Kuwait should not be confused with Saudi Arabia, its much larger and better-known neighbor. In nearly all ways, Kuwait is a more appealing place. Sheikh Jabir never imposed King Fahd's brand of control on travel, nor did he chop off hands and heads. In Kuwait, women drove cars, joined men in university classrooms, shared business space with them and held positions of responsibility in the government. Alcohol was prohibited to be sure, but the many infringements went largely unpunished. Unlike the Saudi dynasty, with its centuries-old association to the Wahhabi version of Islam, the Sabah dynasty did not try to impose a form of extreme fundamentalism either on its own people or on the outside world. In all things, the Kuwaitis were more modest, more amiable.
Though never tested until now, the government's popularity has been established by the Iraqi invasion. Despite Saddam Hussein's frenzied efforts to find a Kuwaiti to rule the country in his name, no quisling turned up. Instead, the new "revolutionary" rulers and soldiers are to a man Iraqi. The refusal of even the most disgruntled subjects to betray their emir is an extraordinary tribute to any leader, and especially to a monarch.

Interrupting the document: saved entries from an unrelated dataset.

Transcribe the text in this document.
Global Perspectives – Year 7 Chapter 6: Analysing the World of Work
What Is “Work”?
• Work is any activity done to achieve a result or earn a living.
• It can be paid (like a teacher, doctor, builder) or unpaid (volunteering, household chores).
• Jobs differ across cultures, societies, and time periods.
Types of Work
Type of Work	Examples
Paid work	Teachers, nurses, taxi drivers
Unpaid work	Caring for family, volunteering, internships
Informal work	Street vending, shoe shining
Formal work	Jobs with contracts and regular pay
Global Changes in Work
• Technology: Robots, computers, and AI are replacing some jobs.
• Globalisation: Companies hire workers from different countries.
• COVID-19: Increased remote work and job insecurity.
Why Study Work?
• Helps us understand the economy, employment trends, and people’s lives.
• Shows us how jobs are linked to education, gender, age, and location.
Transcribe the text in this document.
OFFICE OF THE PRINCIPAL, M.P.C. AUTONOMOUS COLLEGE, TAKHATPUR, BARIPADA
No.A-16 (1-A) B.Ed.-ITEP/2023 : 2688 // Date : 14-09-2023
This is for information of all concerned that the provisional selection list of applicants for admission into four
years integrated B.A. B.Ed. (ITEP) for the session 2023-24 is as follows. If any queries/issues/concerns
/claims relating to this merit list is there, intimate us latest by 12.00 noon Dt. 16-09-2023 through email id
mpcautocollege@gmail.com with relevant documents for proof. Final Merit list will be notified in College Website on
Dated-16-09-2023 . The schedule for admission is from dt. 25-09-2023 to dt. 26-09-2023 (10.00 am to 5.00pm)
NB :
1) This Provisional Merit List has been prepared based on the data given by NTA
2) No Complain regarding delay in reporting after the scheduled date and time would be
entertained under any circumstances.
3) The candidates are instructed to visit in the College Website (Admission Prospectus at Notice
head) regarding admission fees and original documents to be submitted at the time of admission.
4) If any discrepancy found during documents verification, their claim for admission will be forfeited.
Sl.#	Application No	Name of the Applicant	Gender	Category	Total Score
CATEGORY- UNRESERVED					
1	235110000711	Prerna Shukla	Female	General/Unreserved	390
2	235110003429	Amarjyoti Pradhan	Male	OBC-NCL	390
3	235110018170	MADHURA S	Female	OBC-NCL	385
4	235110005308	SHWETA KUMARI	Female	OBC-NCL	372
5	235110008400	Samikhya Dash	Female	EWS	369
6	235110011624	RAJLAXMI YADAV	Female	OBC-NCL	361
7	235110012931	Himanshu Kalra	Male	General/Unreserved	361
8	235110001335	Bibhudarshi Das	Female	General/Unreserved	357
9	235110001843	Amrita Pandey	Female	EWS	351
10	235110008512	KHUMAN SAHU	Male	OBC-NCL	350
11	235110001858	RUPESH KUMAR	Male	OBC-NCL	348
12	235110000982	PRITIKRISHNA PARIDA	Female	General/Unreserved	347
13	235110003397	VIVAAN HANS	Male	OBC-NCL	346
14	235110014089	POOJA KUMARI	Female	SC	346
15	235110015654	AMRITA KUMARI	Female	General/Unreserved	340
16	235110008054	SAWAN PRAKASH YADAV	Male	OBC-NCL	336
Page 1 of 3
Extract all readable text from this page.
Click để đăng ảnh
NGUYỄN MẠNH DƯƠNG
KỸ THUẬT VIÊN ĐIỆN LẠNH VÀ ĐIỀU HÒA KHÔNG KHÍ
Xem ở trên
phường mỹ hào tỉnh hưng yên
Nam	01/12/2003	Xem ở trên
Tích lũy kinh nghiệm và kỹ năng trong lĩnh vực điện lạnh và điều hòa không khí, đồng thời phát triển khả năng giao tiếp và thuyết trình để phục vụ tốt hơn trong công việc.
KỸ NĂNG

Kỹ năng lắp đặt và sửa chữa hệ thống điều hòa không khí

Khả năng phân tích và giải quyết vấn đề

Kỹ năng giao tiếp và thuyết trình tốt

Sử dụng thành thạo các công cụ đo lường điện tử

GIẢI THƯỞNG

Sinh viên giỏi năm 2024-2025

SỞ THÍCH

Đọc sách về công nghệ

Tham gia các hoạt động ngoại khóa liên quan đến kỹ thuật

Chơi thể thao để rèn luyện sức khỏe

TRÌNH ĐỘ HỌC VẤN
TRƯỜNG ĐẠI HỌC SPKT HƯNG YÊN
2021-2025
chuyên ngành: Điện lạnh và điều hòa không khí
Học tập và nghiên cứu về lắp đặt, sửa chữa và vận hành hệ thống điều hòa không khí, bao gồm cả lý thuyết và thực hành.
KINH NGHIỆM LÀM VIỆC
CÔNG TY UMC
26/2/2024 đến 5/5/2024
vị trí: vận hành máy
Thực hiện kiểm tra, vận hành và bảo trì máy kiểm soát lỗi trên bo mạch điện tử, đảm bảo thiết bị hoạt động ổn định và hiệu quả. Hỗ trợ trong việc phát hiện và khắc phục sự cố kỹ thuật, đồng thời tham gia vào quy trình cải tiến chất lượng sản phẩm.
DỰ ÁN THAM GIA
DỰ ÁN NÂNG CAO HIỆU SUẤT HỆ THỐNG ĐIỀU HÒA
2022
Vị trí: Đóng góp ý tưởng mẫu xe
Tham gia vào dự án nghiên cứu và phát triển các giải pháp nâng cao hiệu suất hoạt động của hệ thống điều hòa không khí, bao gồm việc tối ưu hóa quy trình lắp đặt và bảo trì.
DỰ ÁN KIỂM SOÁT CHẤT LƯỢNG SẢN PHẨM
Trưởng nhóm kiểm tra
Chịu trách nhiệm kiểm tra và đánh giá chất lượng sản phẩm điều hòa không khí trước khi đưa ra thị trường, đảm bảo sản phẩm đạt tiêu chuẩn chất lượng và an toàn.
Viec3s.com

The human tragedy goes beyond the Kuwaitis themselves, a minority in their own country, and includes the 1.2 million noncitizens. The foreigners will not suffer in equal measure from the invasion. For some - Sri Lankan construction workers and Filipina maids - it only means returning home, out of work, earlier than planned. But hundreds of thousands of workers and their families made Kuwait their permanent home. Although rigorously excluded from the country's political life, they had a chance to settle and prosper. Born in Kuwait, they know no other home. Now they will find their livelihood gone and their presence perhaps unwelcome. For many of the 300,000 or more Palestinians, this will mean packing their bags once again. Who will take them this time?
Kuwaiti foreign policy reflected this spirit of tolerance. In the effort to maintain good relations with nearly everyone, the government gave away billions of dollars in aid and tried to serve as a conciliator. Unlike many of its oil-rich peers, it neither supported terrorist groups nor sought to shape a new international order.

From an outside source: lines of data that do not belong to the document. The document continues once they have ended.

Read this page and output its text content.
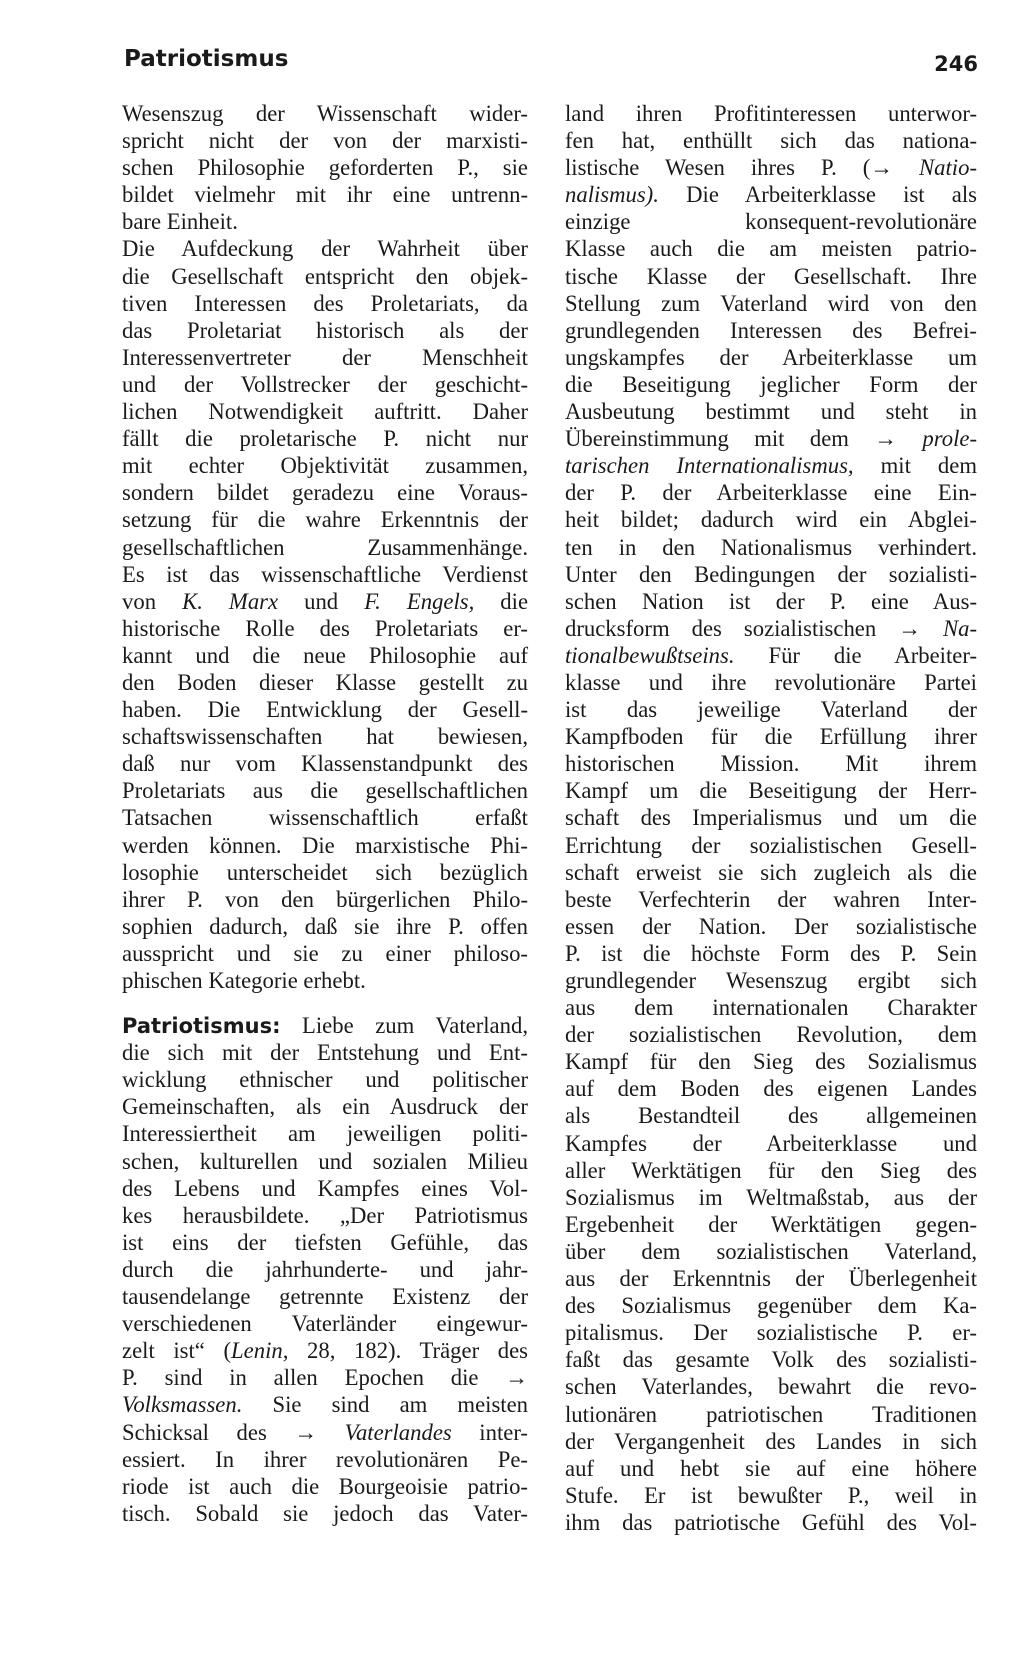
Patriotismus	246
Wesenszug der Wissenschaft wider-
spricht nicht der von der marxisti-
schen Philosophie geforderten P., sie
bildet vielmehr mit ihr eine untrenn-
bare Einheit.
Die Aufdeckung der Wahrheit über
die Gesellschaft entspricht den objek-
tiven Interessen des Proletariats, da
das Proletariat historisch als der
Interessenvertreter der Menschheit
und der Vollstrecker der geschicht-
lichen Notwendigkeit auftritt. Daher
fällt die proletarische P. nicht nur
mit echter Objektivität zusammen,
sondern bildet geradezu eine Voraus-
setzung für die wahre Erkenntnis der
gesellschaftlichen Zusammenhänge.
Es ist das wissenschaftliche Verdienst
von K. Marx und F. Engels, die
historische Rolle des Proletariats er-
kannt und die neue Philosophie auf
den Boden dieser Klasse gestellt zu
haben. Die Entwicklung der Gesell-
schaftswissenschaften hat bewiesen,
daß nur vom Klassenstandpunkt des
Proletariats aus die gesellschaftlichen
Tatsachen wissenschaftlich erfaßt
werden können. Die marxistische Phi-
losophie unterscheidet sich bezüglich
ihrer P. von den bürgerlichen Philo-
sophien dadurch, daß sie ihre P. offen
ausspricht und sie zu einer philoso-
phischen Kategorie erhebt.
Patriotismus: Liebe zum Vaterland,
die sich mit der Entstehung und Ent-
wicklung ethnischer und politischer
Gemeinschaften, als ein Ausdruck der
Interessiertheit am jeweiligen politi-
schen, kulturellen und sozialen Milieu
des Lebens und Kampfes eines Vol-
kes herausbildete. „Der Patriotismus
ist eins der tiefsten Gefühle, das
durch die jahrhunderte- und jahr-
tausendelange getrennte Existenz der
verschiedenen Vaterländer eingewur-
zelt ist“ (Lenin, 28, 182). Träger des
P. sind in allen Epochen die →
Volksmassen. Sie sind am meisten
Schicksal des → Vaterlandes inter-
essiert. In ihrer revolutionären Pe-
riode ist auch die Bourgeoisie patrio-
tisch. Sobald sie jedoch das Vater-
land ihren Profitinteressen unterwor-
fen hat, enthüllt sich das nationa-
listische Wesen ihres P. (→ Natio-
nalismus). Die Arbeiterklasse ist als
einzige konsequent-revolutionäre
Klasse auch die am meisten patrio-
tische Klasse der Gesellschaft. Ihre
Stellung zum Vaterland wird von den
grundlegenden Interessen des Befrei-
ungskampfes der Arbeiterklasse um
die Beseitigung jeglicher Form der
Ausbeutung bestimmt und steht in
Übereinstimmung mit dem → prole-
tarischen Internationalismus, mit dem
der P. der Arbeiterklasse eine Ein-
heit bildet; dadurch wird ein Abglei-
ten in den Nationalismus verhindert.
Unter den Bedingungen der sozialisti-
schen Nation ist der P. eine Aus-
drucksform des sozialistischen → Na-
tionalbewußtseins. Für die Arbeiter-
klasse und ihre revolutionäre Partei
ist das jeweilige Vaterland der
Kampfboden für die Erfüllung ihrer
historischen Mission. Mit ihrem
Kampf um die Beseitigung der Herr-
schaft des Imperialismus und um die
Errichtung der sozialistischen Gesell-
schaft erweist sie sich zugleich als die
beste Verfechterin der wahren Inter-
essen der Nation. Der sozialistische
P. ist die höchste Form des P. Sein
grundlegender Wesenszug ergibt sich
aus dem internationalen Charakter
der sozialistischen Revolution, dem
Kampf für den Sieg des Sozialismus
auf dem Boden des eigenen Landes
als Bestandteil des allgemeinen
Kampfes der Arbeiterklasse und
aller Werktätigen für den Sieg des
Sozialismus im Weltmaßstab, aus der
Ergebenheit der Werktätigen gegen-
über dem sozialistischen Vaterland,
aus der Erkenntnis der Überlegenheit
des Sozialismus gegenüber dem Ka-
pitalismus. Der sozialistische P. er-
faßt das gesamte Volk des sozialisti-
schen Vaterlandes, bewahrt die revo-
lutionären patriotischen Traditionen
der Vergangenheit des Landes in sich
auf und hebt sie auf eine höhere
Stufe. Er ist bewußter P., weil in
ihm das patriotische Gefühl des Vol-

Short of a miracle, the placid, commercial and intensely social life of Kuwait is dead. If Jabir left his subjects alone to cultivate their own gardens, Saddam Hussein will yoke them to work on his. If Kuwaiti money once fostered a society of individualists, it will now be used to build the Iraqi military machine. The good life is no more. Men, who enjoyed large incomes for nominal work, will work harder and earn less. Women will learn about a life without servants and about shortages of staple foods. Children will trade foreign schools for the rigors of political indoctrination. Freedoms of speech, press and movement will be remembered with regret.

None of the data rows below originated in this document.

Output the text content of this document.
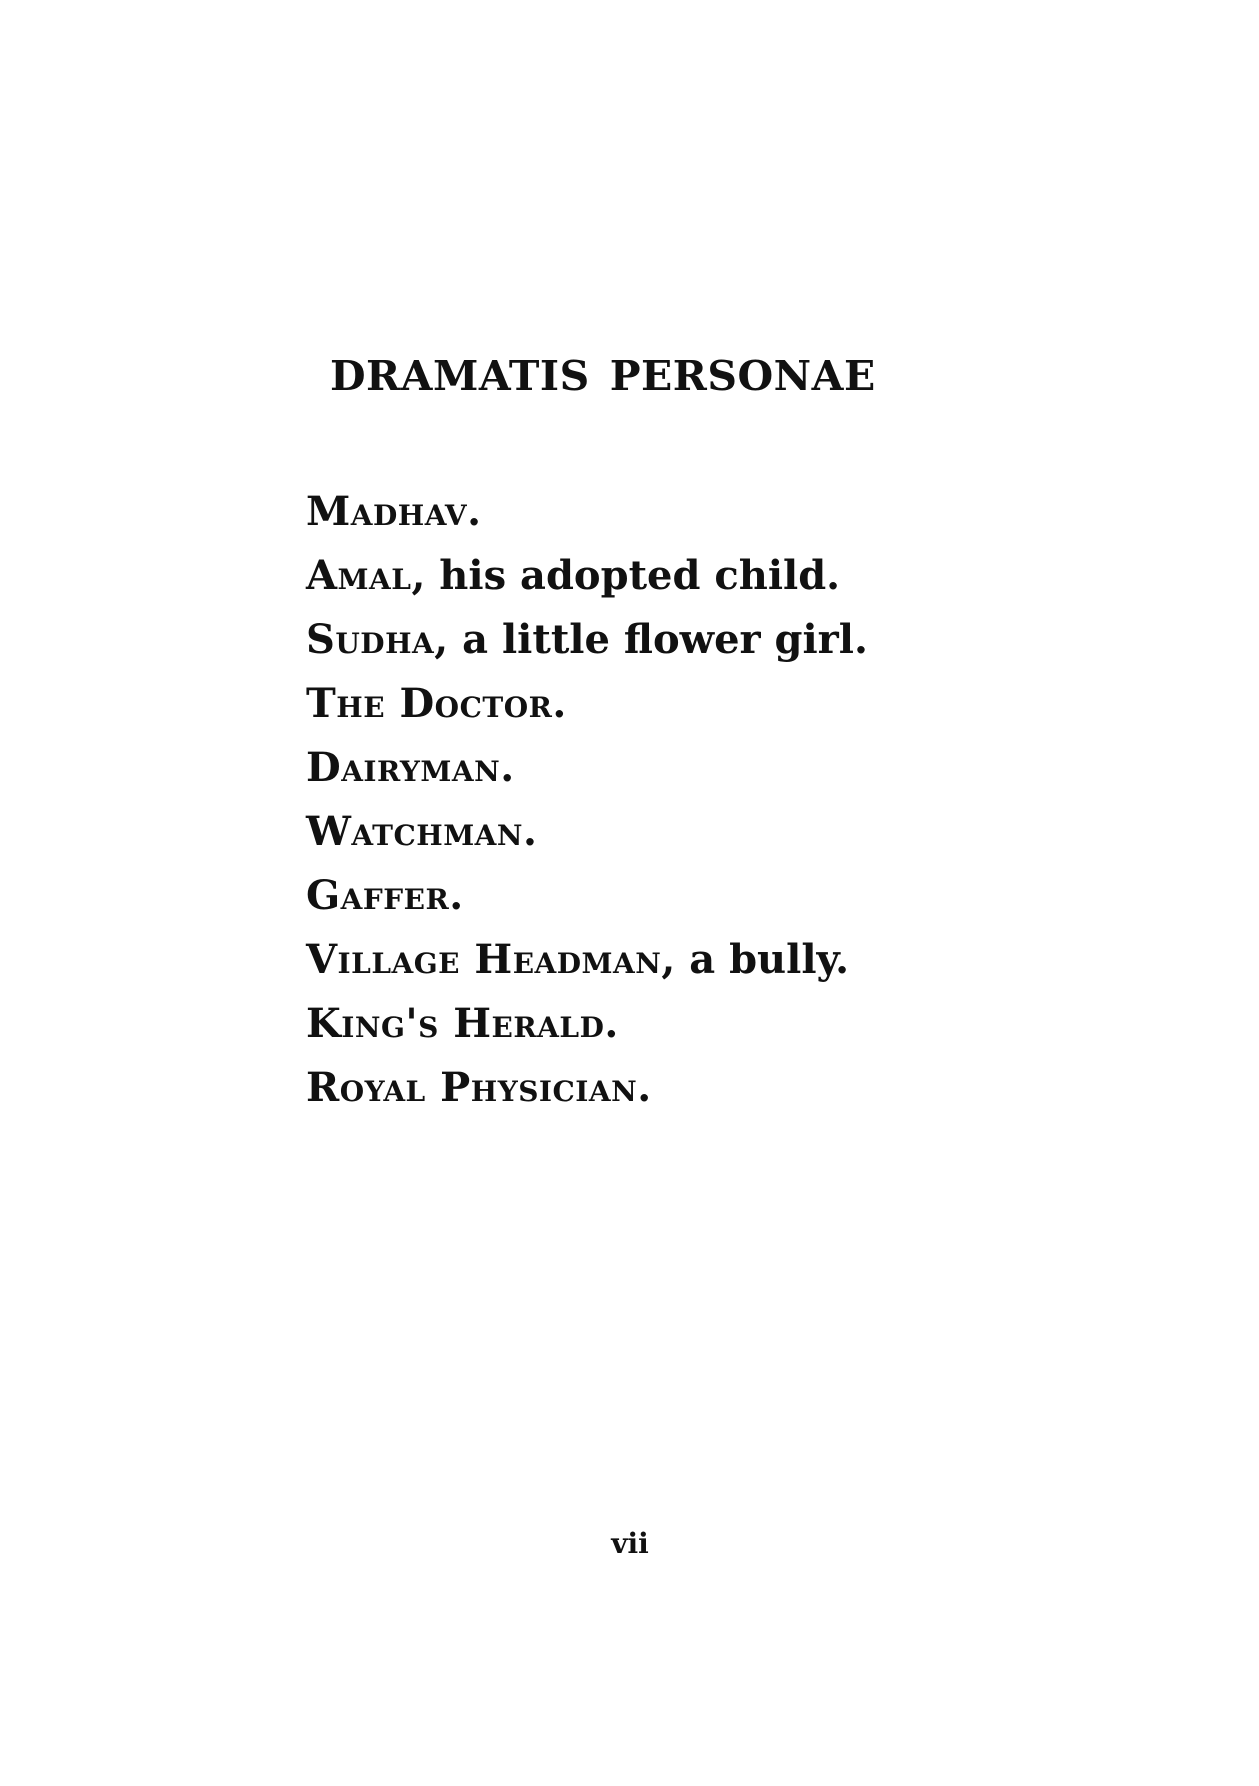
DRAMATIS PERSONAE
Madhav.
Amal, his adopted child.
Sudha, a little flower girl.
The Doctor.
Dairyman.
Watchman.
Gaffer.
Village Headman, a bully.
King's Herald.
Royal Physician.
vii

One Iraqi writer has termed the Baath government of Saddam Hussein a "republic of fear," and the term is apt. Since seizing power in 1968, he and the other rulers have refined a system of control and intimidation that resembles that of Stalin and Mao. Today Saddam combines absolute power with thuggish ambition; the 17 million Iraqis are no more than the vehicle for him to achieve personal power. Now the Kuwaitis are also a means toward that end.
When Iraqi troops entered Kuwait on Aug. 2, an era of innocence abruptly came to an end. The tribulations that lie ahead cannot be predicted, but it is clear that one of the few lights in the Middle East has been extinguished.
The writer, director of the Foreign Policy Research Institute in Philadelphia, visited Kuwait most recently last year.